Egoism is simply altruism taken in the wrong direction.
ここで別のメンバーが、たとえば悪を憎むためには当人が憎しみという要素を持っていることが必要となるのではないか、われわれは憎むということを学ぶべきだということにならないかといった趣旨のことを述べた。すると───
「私はそのような考え方はしません。私は悪とは同じエネルギーの用途を誤っていることだから許すべきではないという考え方をとります。あなたが悪い奴らと思っている人間は未熟な人間ということです。その人たちが表現しているエネルギーは成長と改善のためにも使用できるのです。
自分から〝悪人になってやろう〟〝利己主義者になってやろう〟と思って悪人や利己主義者になる人間はめったにいるものではありません。

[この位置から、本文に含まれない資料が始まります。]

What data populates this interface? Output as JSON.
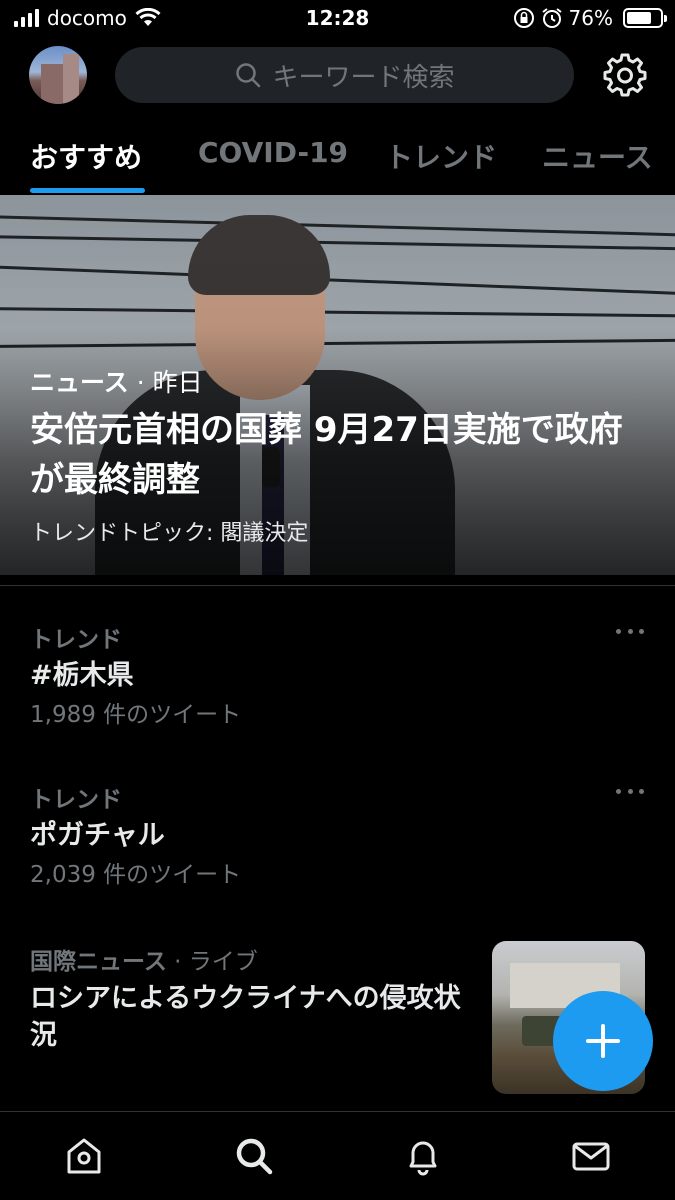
{
  "status_bar": {
    "carrier": "docomo",
    "time": "12:28",
    "battery": "76%",
    "battery_level": 0.76
  },
  "header": {
    "search_placeholder": "キーワード検索",
    "icons": [
      "search-icon",
      "gear-icon"
    ]
  },
  "tabs": [
    {
      "label": "おすすめ",
      "active": true
    },
    {
      "label": "COVID-19",
      "active": false
    },
    {
      "label": "トレンド",
      "active": false
    },
    {
      "label": "ニュース",
      "active": false
    }
  ],
  "hero": {
    "category": "ニュース",
    "time": "· 昨日",
    "title": "安倍元首相の国葬 9月27日実施で政府が最終調整",
    "subtitle": "トレンドトピック: 閣議決定"
  },
  "trends": [
    {
      "category": "トレンド",
      "name": "#栃木県",
      "count": "1,989 件のツイート"
    },
    {
      "category": "トレンド",
      "name": "ポガチャル",
      "count": "2,039 件のツイート"
    }
  ],
  "news": {
    "category": "国際ニュース",
    "live": "· ライブ",
    "title": "ロシアによるウクライナへの侵攻状況"
  },
  "bottom_nav": [
    "home-icon",
    "search-icon",
    "notifications-icon",
    "messages-icon"
  ],
  "colors": {
    "accent": "#1d9bf0",
    "background": "#000000",
    "secondary_text": "#71767b"
  }
}
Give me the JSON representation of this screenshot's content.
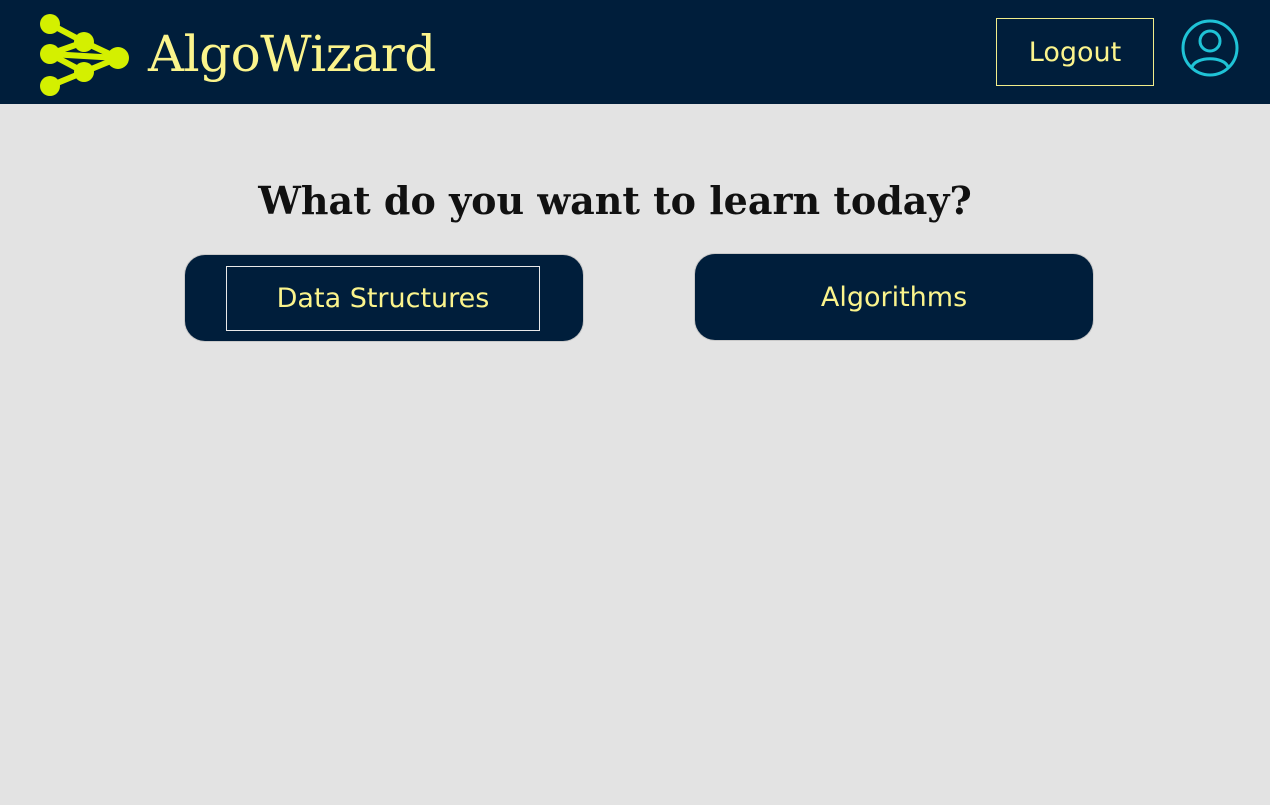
{
  "header": {
    "brand_name": "AlgoWizard",
    "logo_icon": "graph-nodes-icon",
    "logout_label": "Logout",
    "avatar_icon": "user-circle-icon"
  },
  "main": {
    "headline": "What do you want to learn today?",
    "choices": [
      {
        "label": "Data Structures",
        "focused": true
      },
      {
        "label": "Algorithms",
        "focused": false
      }
    ]
  },
  "colors": {
    "header_bg": "#001e3b",
    "page_bg": "#e3e3e3",
    "accent_text": "#fbf48c",
    "logo_green": "#d4f000",
    "avatar_cyan": "#1fc3d6"
  }
}
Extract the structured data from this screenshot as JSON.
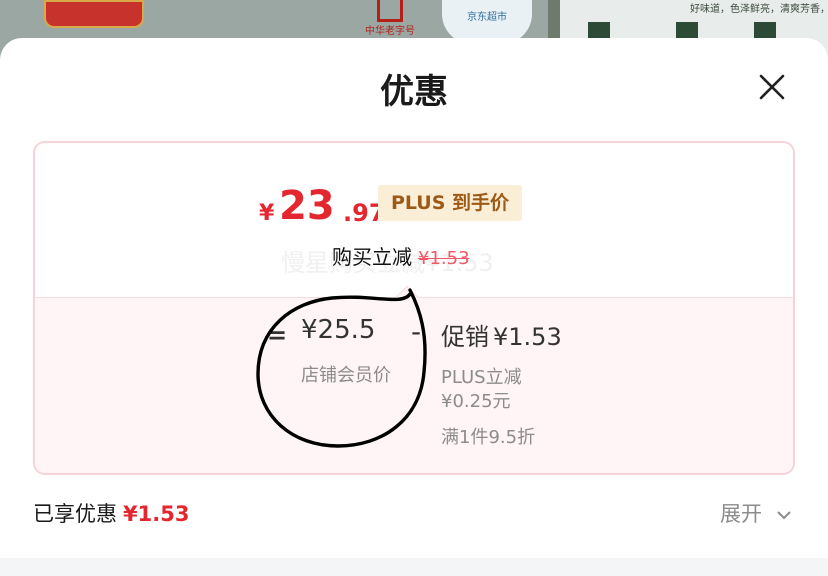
{
  "background": {
    "badge1": "中华老字号",
    "badge2": "京东超市",
    "right_text": "好味道，色泽鲜亮，清爽芳香，入喉回甘"
  },
  "sheet": {
    "title": "优惠",
    "close_icon": "close-icon"
  },
  "card": {
    "price_currency": "¥",
    "price_int": "23",
    "price_dec": ".97",
    "plus_tag": "PLUS 到手价",
    "ghost_text": "慢星购买立减¥1.53",
    "reduce_label": "购买立减",
    "reduce_value": "¥1.53",
    "eq": "=",
    "member_price": "¥25.5",
    "member_label": "店铺会员价",
    "minus": "-",
    "promo_label": "促销",
    "promo_value": "¥1.53",
    "promo_sub1": "PLUS立减",
    "promo_sub2": "¥0.25元",
    "promo_sub3": "满1件9.5折"
  },
  "summary": {
    "label": "已享优惠",
    "value": "¥1.53",
    "expand_label": "展开",
    "expand_icon": "chevron-down-icon"
  },
  "colors": {
    "accent_red": "#e4262f",
    "plus_gold": "#9c5a16",
    "card_border": "#f6d3d8"
  }
}
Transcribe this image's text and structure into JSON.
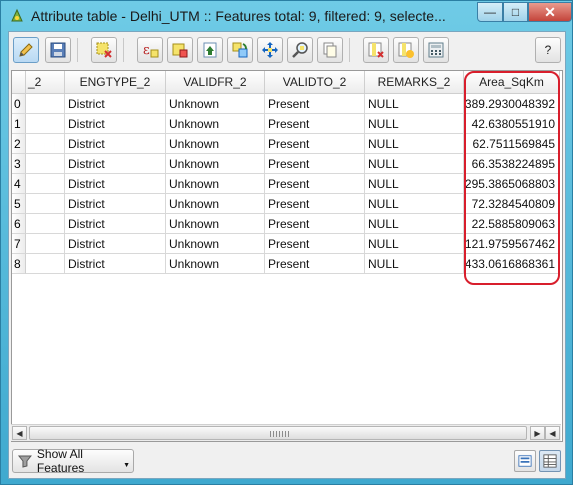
{
  "window": {
    "title": "Attribute table - Delhi_UTM :: Features total: 9, filtered: 9, selecte...",
    "minimize_glyph": "—",
    "maximize_glyph": "□",
    "close_glyph": "✕"
  },
  "toolbar": {
    "help_label": "?"
  },
  "table": {
    "columns": [
      "_2",
      "ENGTYPE_2",
      "VALIDFR_2",
      "VALIDTO_2",
      "REMARKS_2",
      "Area_SqKm"
    ],
    "rows": [
      {
        "id": "0",
        "cells": [
          "",
          "District",
          "Unknown",
          "Present",
          "NULL",
          "389.2930048392"
        ]
      },
      {
        "id": "1",
        "cells": [
          "",
          "District",
          "Unknown",
          "Present",
          "NULL",
          "42.6380551910"
        ]
      },
      {
        "id": "2",
        "cells": [
          "",
          "District",
          "Unknown",
          "Present",
          "NULL",
          "62.7511569845"
        ]
      },
      {
        "id": "3",
        "cells": [
          "",
          "District",
          "Unknown",
          "Present",
          "NULL",
          "66.3538224895"
        ]
      },
      {
        "id": "4",
        "cells": [
          "",
          "District",
          "Unknown",
          "Present",
          "NULL",
          "295.3865068803"
        ]
      },
      {
        "id": "5",
        "cells": [
          "",
          "District",
          "Unknown",
          "Present",
          "NULL",
          "72.3284540809"
        ]
      },
      {
        "id": "6",
        "cells": [
          "",
          "District",
          "Unknown",
          "Present",
          "NULL",
          "22.5885809063"
        ]
      },
      {
        "id": "7",
        "cells": [
          "",
          "District",
          "Unknown",
          "Present",
          "NULL",
          "121.9759567462"
        ]
      },
      {
        "id": "8",
        "cells": [
          "",
          "District",
          "Unknown",
          "Present",
          "NULL",
          "433.0616868361"
        ]
      }
    ],
    "highlight_color": "#d81e2c"
  },
  "footer": {
    "show_features_label": "Show All Features"
  },
  "colors": {
    "window_frame": "#5fc0dc",
    "close_button": "#c4443a"
  }
}
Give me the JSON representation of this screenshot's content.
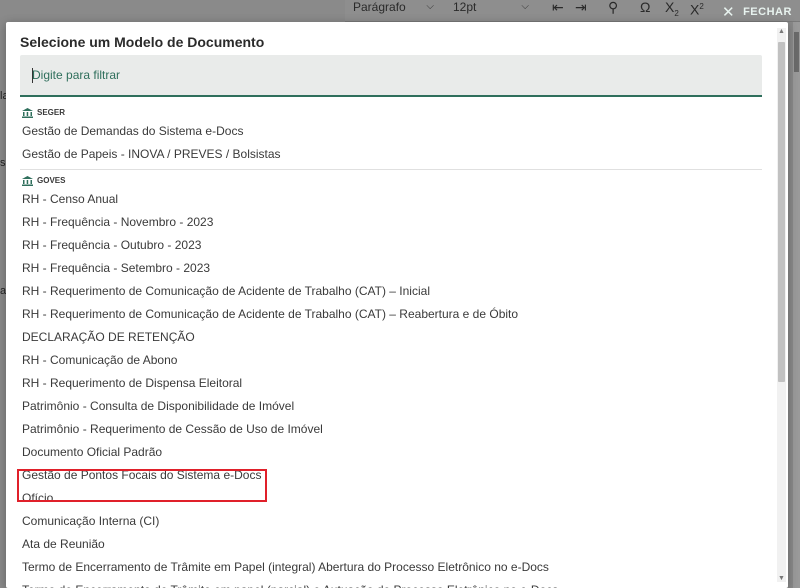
{
  "background": {
    "style_select": "Parágrafo",
    "size_select": "12pt",
    "close_label": "FECHAR",
    "left_glyphs": [
      "la",
      "s",
      "a"
    ]
  },
  "modal": {
    "title": "Selecione um Modelo de Documento",
    "filter_placeholder": "Digite para filtrar",
    "groups": [
      {
        "name": "SEGER",
        "items": [
          "Gestão de Demandas do Sistema e-Docs",
          "Gestão de Papeis - INOVA / PREVES / Bolsistas"
        ]
      },
      {
        "name": "GOVES",
        "items": [
          "RH - Censo Anual",
          "RH - Frequência - Novembro - 2023",
          "RH - Frequência - Outubro - 2023",
          "RH - Frequência - Setembro - 2023",
          "RH - Requerimento de Comunicação de Acidente de Trabalho (CAT) – Inicial",
          "RH - Requerimento de Comunicação de Acidente de Trabalho (CAT) – Reabertura e de Óbito",
          "DECLARAÇÃO DE RETENÇÃO",
          "RH - Comunicação de Abono",
          "RH - Requerimento de Dispensa Eleitoral",
          "Patrimônio - Consulta de Disponibilidade de Imóvel",
          "Patrimônio - Requerimento de Cessão de Uso de Imóvel",
          "Documento Oficial Padrão",
          "Gestão de Pontos Focais do Sistema e-Docs",
          "Ofício",
          "Comunicação Interna (CI)",
          "Ata de Reunião",
          "Termo de Encerramento de Trâmite em Papel (integral) Abertura do Processo Eletrônico no e-Docs",
          "Termo de Encerramento de Trâmite em papel (parcial) e Autuação de Processo Eletrônico no e-Docs"
        ]
      }
    ],
    "highlighted_item": "Gestão de Pontos Focais do Sistema e-Docs"
  },
  "colors": {
    "accent": "#2f6f5c",
    "highlight": "#e0202a"
  },
  "icons": [
    "building-icon",
    "close-icon",
    "chevron-down-icon",
    "omega-icon",
    "subscript-icon",
    "superscript-icon",
    "search-icon",
    "indent-icon",
    "outdent-icon"
  ]
}
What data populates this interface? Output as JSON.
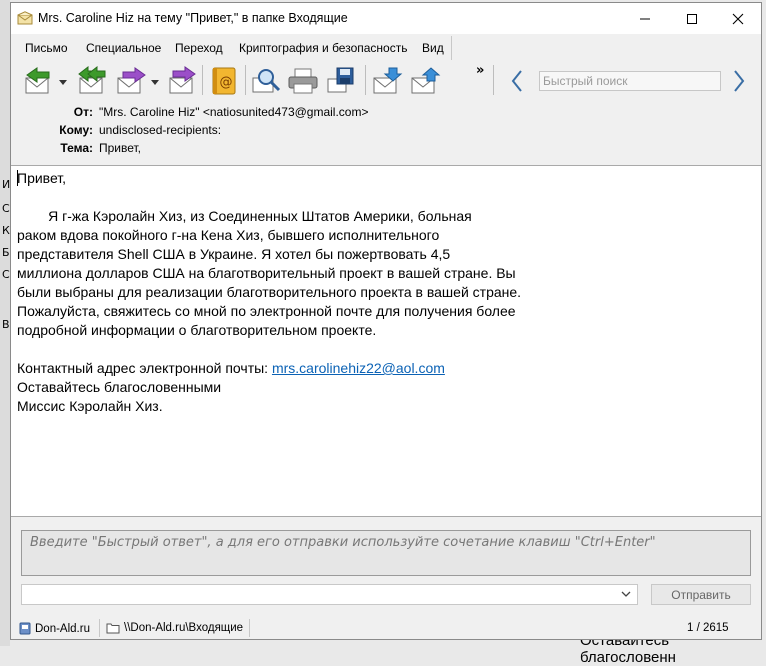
{
  "window": {
    "title": "Mrs. Caroline Hiz на тему \"Привет,\" в папке Входящие",
    "buttons": {
      "minimize": "minimize",
      "maximize": "maximize",
      "close": "close"
    }
  },
  "menu": [
    "Письмо",
    "Специальное",
    "Переход",
    "Криптография и безопасность",
    "Вид"
  ],
  "toolbar": {
    "overflow": "»",
    "search_placeholder": "Быстрый поиск",
    "icons": [
      "back-icon",
      "back-all-icon",
      "forward-icon",
      "move-icon",
      "address-book-icon",
      "find-icon",
      "print-icon",
      "save-icon",
      "download-icon",
      "upload-icon"
    ]
  },
  "headers": {
    "from_label": "От:",
    "from_value": "\"Mrs. Caroline Hiz\" <natiosunited473@gmail.com>",
    "to_label": "Кому:",
    "to_value": "undisclosed-recipients:",
    "subject_label": "Тема:",
    "subject_value": "Привет,"
  },
  "message": {
    "greeting": "Привет,",
    "para": [
      "        Я г-жа Кэролайн Хиз, из Соединенных Штатов Америки, больная",
      "раком вдова покойного г-на Кена Хиз, бывшего исполнительного",
      "представителя Shell США в Украине. Я хотел бы пожертвовать 4,5",
      "миллиона долларов США на благотворительный проект в вашей стране. Вы",
      "были выбраны для реализации благотворительного проекта в вашей стране.",
      "Пожалуйста, свяжитесь со мной по электронной почте для получения более",
      "подробной информации о благотворительном проекте."
    ],
    "contact_label": "Контактный адрес электронной почты: ",
    "contact_email": "mrs.carolinehiz22@aol.com",
    "closing": "Оставайтесь благословенными",
    "signature": "Миссис Кэролайн Хиз."
  },
  "reply": {
    "placeholder": "Введите \"Быстрый ответ\", а для его отправки используйте сочетание клавиш \"Ctrl+Enter\"",
    "send_label": "Отправить"
  },
  "status": {
    "account": "Don-Ald.ru",
    "folder": "\\\\Don-Ald.ru\\Входящие",
    "count": "1 / 2615"
  },
  "background": {
    "letters": [
      "И",
      "С",
      "К",
      "Б",
      "С",
      "В"
    ],
    "bottom_text": "Оставайтесь благословенн"
  },
  "colors": {
    "accent": "#3d9a2b",
    "link": "#0b62b5",
    "window_bg": "#f0f0f0"
  }
}
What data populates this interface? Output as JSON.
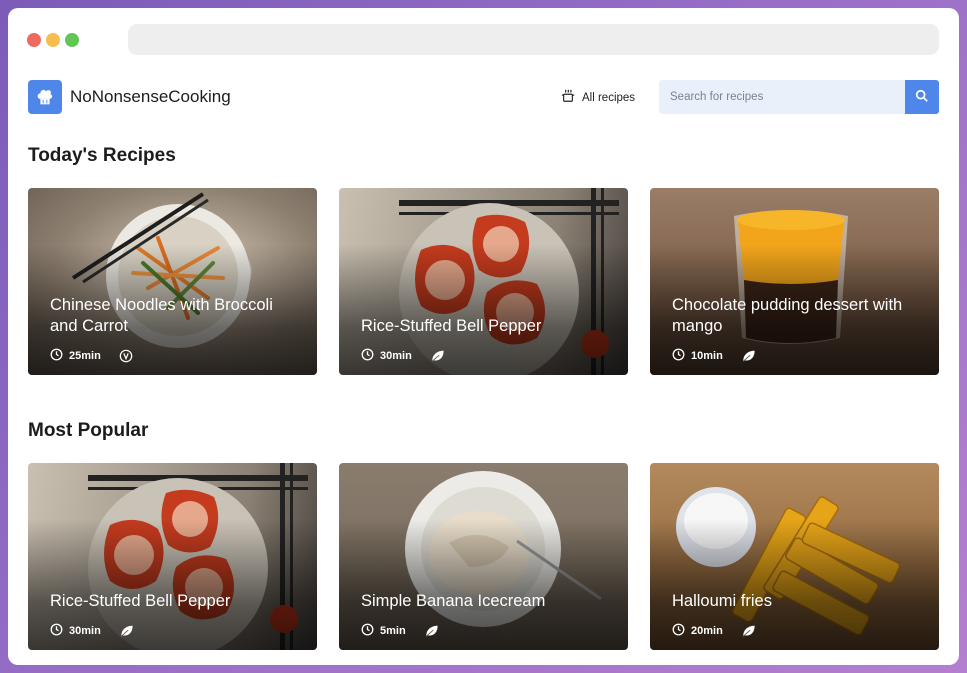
{
  "app": {
    "name": "NoNonsenseCooking"
  },
  "nav": {
    "all_recipes": "All recipes"
  },
  "search": {
    "placeholder": "Search for recipes"
  },
  "sections": {
    "today": {
      "title": "Today's Recipes",
      "cards": [
        {
          "title": "Chinese Noodles with Broccoli and Carrot",
          "time": "25min",
          "diet_icon": "vegan-v-icon"
        },
        {
          "title": "Rice-Stuffed Bell Pepper",
          "time": "30min",
          "diet_icon": "leaf-icon"
        },
        {
          "title": "Chocolate pudding dessert with mango",
          "time": "10min",
          "diet_icon": "leaf-icon"
        }
      ]
    },
    "popular": {
      "title": "Most Popular",
      "cards": [
        {
          "title": "Rice-Stuffed Bell Pepper",
          "time": "30min",
          "diet_icon": "leaf-icon"
        },
        {
          "title": "Simple Banana Icecream",
          "time": "5min",
          "diet_icon": "leaf-icon"
        },
        {
          "title": "Halloumi fries",
          "time": "20min",
          "diet_icon": "leaf-icon"
        }
      ]
    }
  },
  "colors": {
    "accent": "#4f86ea",
    "search_bg": "#eaf0fa"
  }
}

悪い人間というのは霊的成長における幼児なのです。聞き分けのない子供みたいなものです。
目に見え手に触れるものだけがすべてだと考え、従って物的世界が提供するものをすべて所有することによってしか自分の存在を主張できない人間なのです。
利己主義とは、利他主義が方角を間違えたにすぎません。善なるもの、聖なるもの、美なるもの、愛、叡智、そのほか人生の明るい側面だけに神が宿っているかに考える旧式の思想は棄てなければいけません。
神の表現をそのように限定すれば、もはや絶対神が絶対でなくなります。それは条件つきの神、限定された霊となります。絶対神の本質は無限、全智、全能、不可変、不易であり、それが法則となって絶え間なく機能しているのです。
神を、右手にナザレのイエスを従えて玉座に坐している立派な王様のように想像するのはそろそろやめなければなりません。それはもはや過去の幼稚な概念です。宇宙全体───雄大な千変万化の諸相の一つひとつに至るまで絶対的な法則が支配しているのです。神とは法則のことです」
この問答がサイキックニューズ紙に掲載されるとすぐに反響があった。(交霊会はいつも週末に催され、その記事はすぐに翌週に掲載された───訳者)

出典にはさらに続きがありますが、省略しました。